Art School Recollections

When asked about studying under Hamilton when he attended Newcastle University, Ferry told the Art Newspaper in 2010: “One was in awe of him because he was such a great artist. I have works of his but I acquired them later. I just loved his art and thought he was so intellectual, so interesting, and so cool, all the things I wanted to be. He really led by example, giving very interesting talks a few times a week, when he analysed what people had done. The rest of the time you had the impression he was up in his studio getting on with his own work, the Solomon Guggenheim pieces and also working on the The Large Glass [Hamilton’s 1965-66 reconstruction of Marcel Duchamp’s The Bride Stripped Bare by her Bachelors, Even (The Large Glass), 1915-23]. He was a great man doing great art and we were just trying to be young apprentices, learning how to do it. Suddenly I was in this building with a load of other interesting artists. It was a fantastic time for me to grow up very fast. You sensed you were learning without it being forced on you.”

Photography and design have factored into Roxy Music and Ferry’s solo work across the decades, so it makes sense that Hamilton’s collage could have a strong visual impact on the singer that he would translate into music. The lyrics have a cinematic quality to them, and the song itself is perfect to listen to while submerged beneath headphones or perhaps sitting in a dimly lit room and letting one’s own imagination fill their head with images.

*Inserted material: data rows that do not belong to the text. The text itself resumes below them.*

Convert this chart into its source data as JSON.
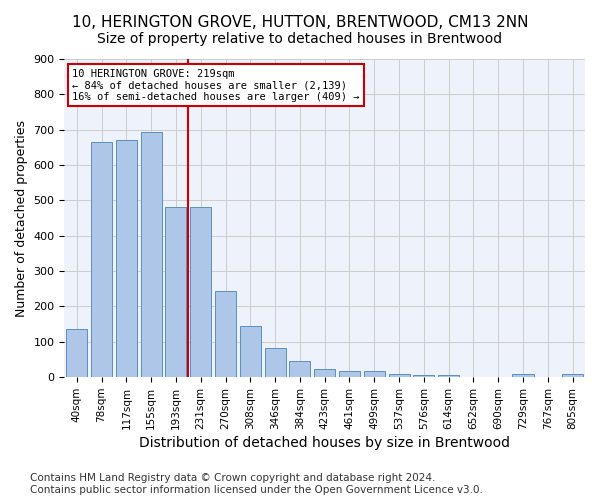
{
  "title1": "10, HERINGTON GROVE, HUTTON, BRENTWOOD, CM13 2NN",
  "title2": "Size of property relative to detached houses in Brentwood",
  "xlabel": "Distribution of detached houses by size in Brentwood",
  "ylabel": "Number of detached properties",
  "bar_labels": [
    "40sqm",
    "78sqm",
    "117sqm",
    "155sqm",
    "193sqm",
    "231sqm",
    "270sqm",
    "308sqm",
    "346sqm",
    "384sqm",
    "423sqm",
    "461sqm",
    "499sqm",
    "537sqm",
    "576sqm",
    "614sqm",
    "652sqm",
    "690sqm",
    "729sqm",
    "767sqm",
    "805sqm"
  ],
  "bar_values": [
    135,
    665,
    670,
    693,
    480,
    480,
    245,
    145,
    83,
    47,
    23,
    18,
    17,
    10,
    7,
    7,
    0,
    0,
    8,
    0,
    8
  ],
  "bar_color": "#aec6e8",
  "bar_edge_color": "#5a8fc2",
  "vline_x": 4.5,
  "vline_color": "#cc0000",
  "annotation_box_text": "10 HERINGTON GROVE: 219sqm\n← 84% of detached houses are smaller (2,139)\n16% of semi-detached houses are larger (409) →",
  "ylim": [
    0,
    900
  ],
  "yticks": [
    0,
    100,
    200,
    300,
    400,
    500,
    600,
    700,
    800,
    900
  ],
  "bg_color": "#eef2fb",
  "footer": "Contains HM Land Registry data © Crown copyright and database right 2024.\nContains public sector information licensed under the Open Government Licence v3.0.",
  "title1_fontsize": 11,
  "title2_fontsize": 10,
  "xlabel_fontsize": 10,
  "ylabel_fontsize": 9,
  "footer_fontsize": 7.5,
  "tick_fontsize": 7.5,
  "ytick_fontsize": 8
}
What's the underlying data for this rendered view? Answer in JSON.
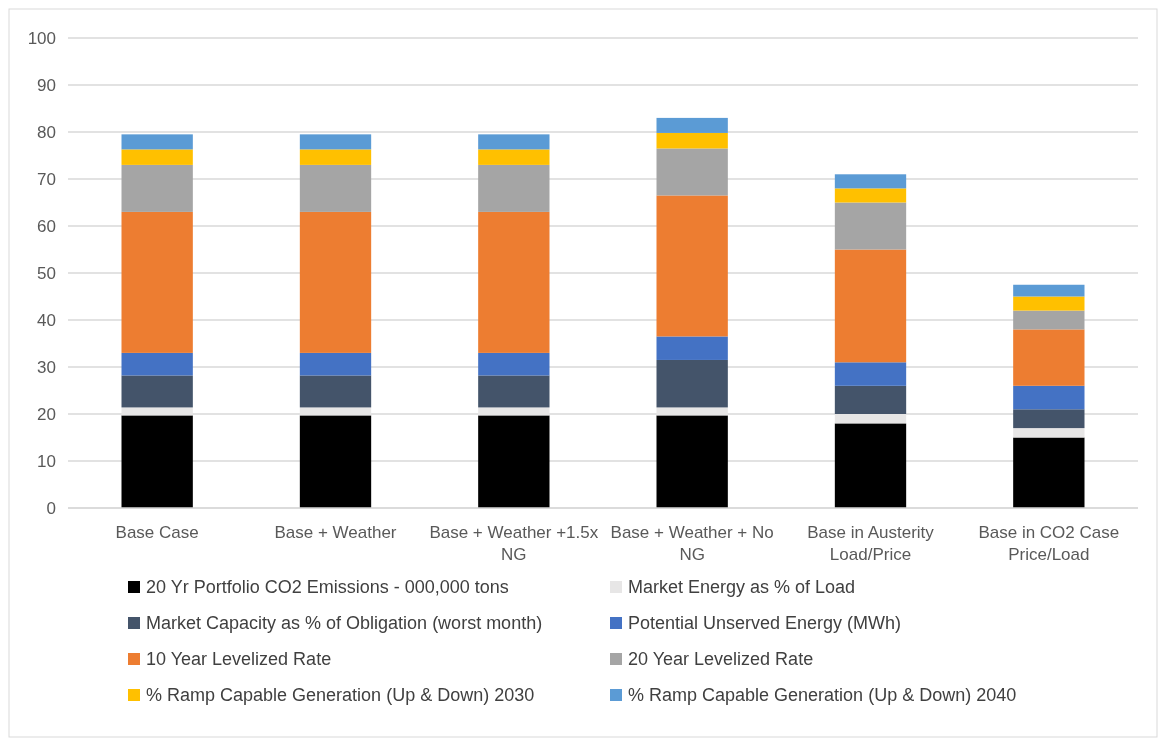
{
  "chart_data": {
    "type": "bar",
    "stacked": true,
    "categories": [
      "Base Case",
      "Base + Weather",
      "Base + Weather +1.5x NG",
      "Base + Weather + No NG",
      "Base in Austerity Load/Price",
      "Base in CO2 Case Price/Load"
    ],
    "series": [
      {
        "name": "20 Yr Portfolio CO2 Emissions - 000,000 tons",
        "color": "#000000",
        "values": [
          19.7,
          19.7,
          19.7,
          19.7,
          18,
          15
        ]
      },
      {
        "name": "Market Energy as % of Load",
        "color": "#e7e6e6",
        "values": [
          1.7,
          1.7,
          1.7,
          1.7,
          2,
          2
        ]
      },
      {
        "name": "Market Capacity as % of Obligation (worst month)",
        "color": "#44546a",
        "values": [
          6.8,
          6.8,
          6.8,
          10.1,
          6,
          4
        ]
      },
      {
        "name": "Potential Unserved Energy (MWh)",
        "color": "#4472c4",
        "values": [
          4.8,
          4.8,
          4.8,
          5,
          5,
          5
        ]
      },
      {
        "name": "10 Year Levelized Rate",
        "color": "#ed7d31",
        "values": [
          30,
          30,
          30,
          30,
          24,
          12
        ]
      },
      {
        "name": "20 Year Levelized Rate",
        "color": "#a5a5a5",
        "values": [
          10,
          10,
          10,
          10,
          10,
          4
        ]
      },
      {
        "name": "% Ramp Capable Generation (Up & Down) 2030",
        "color": "#ffc000",
        "values": [
          3.3,
          3.3,
          3.3,
          3.3,
          3,
          3
        ]
      },
      {
        "name": "% Ramp Capable Generation  (Up & Down) 2040",
        "color": "#5b9bd5",
        "values": [
          3.2,
          3.2,
          3.2,
          3.2,
          3,
          2.5
        ]
      }
    ],
    "ylim": [
      0,
      100
    ],
    "yticks": [
      0,
      10,
      20,
      30,
      40,
      50,
      60,
      70,
      80,
      90,
      100
    ],
    "grid": "y",
    "legend": "bottom"
  }
}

Remnants of a Surreal Dream

It turns out some of the leftover lyrics from “In Every Dream Home a Heartache” made it onto a song three decades later, specifically “San Simeon” from Ferry’s 2002 album Frantic. The singer once told Uncut magazine: “It’s either a return to ‘Dream Home’ or an extension of it. It’s more particularized. It’s about this place, San Simeon, the American newspaper tycoon William Randolph Hearst’s fairy-tale castle, which he built in California. And of course Orson Welles made one of his great movies, Citizen Kane, about the man and the house—which was called Xanadu in the film.”

One section that sounds like an echo of the earlier song is this:

Like a man with a broken dream
You never know
What might have been
Can you get that bird to sing
Tonight?

In the mood and in the dark
Can you mend that broken heart?
(One night Stand)
Can you get that bird to sing
Tonight?

Enduring Appeal

Roxy Music recorded many unique songs in their time, but “In Every Dream Home A Heartache” was certainly a psychedelic standout that was a staple of their sets and has been performed nearly 200 times by Ferry throughout his solo career. The group also played it as part of their induction into the Rock & Roll Hall of Fame in 2019.

Given how consumerism is even stronger today in Western society than it was 50 years ago, not to mention the modern obsession with plastic surgery to change one’s looks, “In Every Dream Home A Heartache” takes on a renewed relevance today. The song has had a couple of media placements in recent years. First, it was selected for a commercial for Gucci’s Mémoire d’une Odeur fragrance starring Harry Styles that feels like a cult scene from the horror film Midsommar. (It doesn’t work.) Then it was featured in the opening to the second season of Netflix’s gripping serial killer series Mindhunter. (That makes more sense.)

Despite its dark, unsettling tone, the song seems to have come from a tranquil writing session. “I had an artist friend who lent me a remote carriage up in Derbyshire,” Ferry told Q magazine in 2007. “This [song] came out of that trip. I remember getting into my Renault 4, loading up a cassette player, keyboards, and pads of paper and pens, and driving up there with the express purpose of writing some songs. Life was so much simpler in 1973.”